Remember my Spaghetti Squash Spaghetti recipe? This is sort of an extension of that recipe . . .
I decided to make my own spaghetti sauce. It's SO easy to do, and so much better for you. I looked at the ingredients in the kind we usually buy and it has high fructose corn syrup! In spaghetti sauce? Is that really necessary? Plus some other stuff that I can't pronounce, like most pre-made things you buy at the store.
I like my spaghetti sauce chunky, so I made a garden veggie spaghetti sauce and it turned out so yummy, I had to share :)
Homemade Garden Veggie Spaghetti Sauce
1 yellow onion, diced
2 cloves garlic, minced or finely chopped
1 zucchini, chopped
3/4 c cup mushrooms, chopped
1 15 oz can tomato sauce
1 6 oz can tomato paste
1 14.5 oz can diced tomatoes
1 Tbsp fresh chopped basil (or more to taste) or 1 tsp dried basil
To start out, chop all of your veggies, like so:
Add a little bit of olive oil to your saute pan, add your garlic (let that cook for a minute or so on it's own in the oil), onion, and zucchini. Then salt & pepper all of that. It would also be yummy with a green pepper and carrots . . .
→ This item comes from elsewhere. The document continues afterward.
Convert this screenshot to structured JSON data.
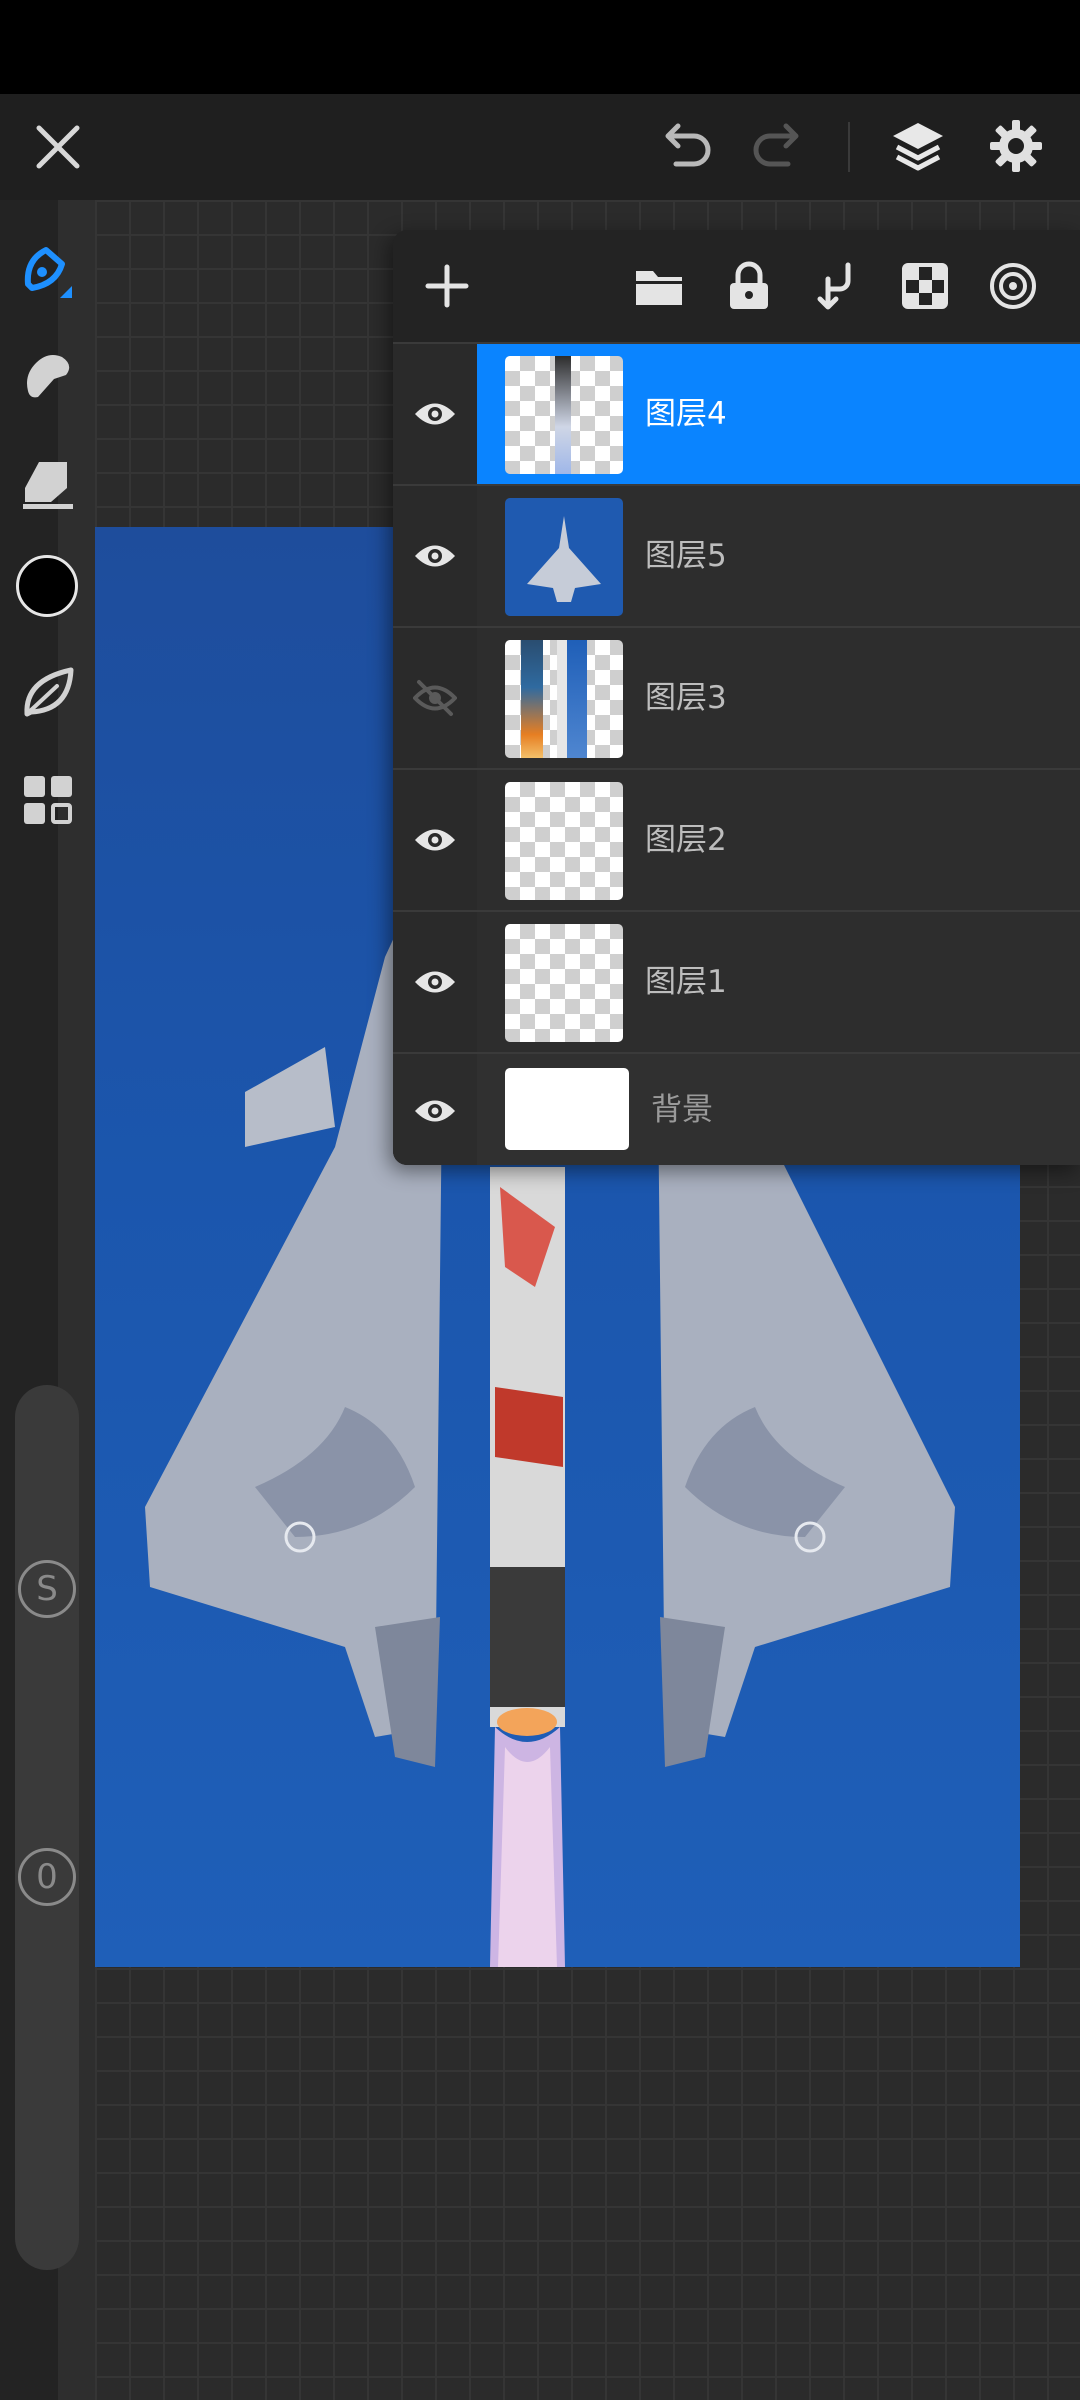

When the onion and zucchini are just about cooked, add your mushrooms, with another light layer of salt & pepper.
Then it's time to add your tomato sauce, tomato paste and diced tomatoes:
Stir the tomato sauce and tomato paste in with the veggies. The paste is really thick, so just keep stirring until it is fully incorporated. Once it's incorporated, add the diced tomatoes. If you'd like, you can add a little sugar at this point. I didn't add any to mine. Just start with a teaspoon, or even a half teaspoon, and go from there, adding 1/2 to 1 tsp at a time until it is at your desired sweetness. You will also want to salt & pepper again at this point.
Stir your basil in (I used fresh oregano, too, but not sure how much I used . . . feel free to season up your sauce!).
I then let the sauce simmer for about 30 minutes while I got the rest of the meal prepared.
I served my spaghetti with these yummy Mozzarella stuffed Meatballs from Picky Palate. They were really yummy! I used turkey burger instead of ground beef. They were moist and delicious, not dry at all, just like meatballs should be!
And, of course, top off your prepared spaghetti with a nice sprinkling of parmesan cheese! I love eating healthy - especially when it's easy. Making your own sauce and using spaghetti squash for your noodles is a great way to cut out preservatives and add your veggies.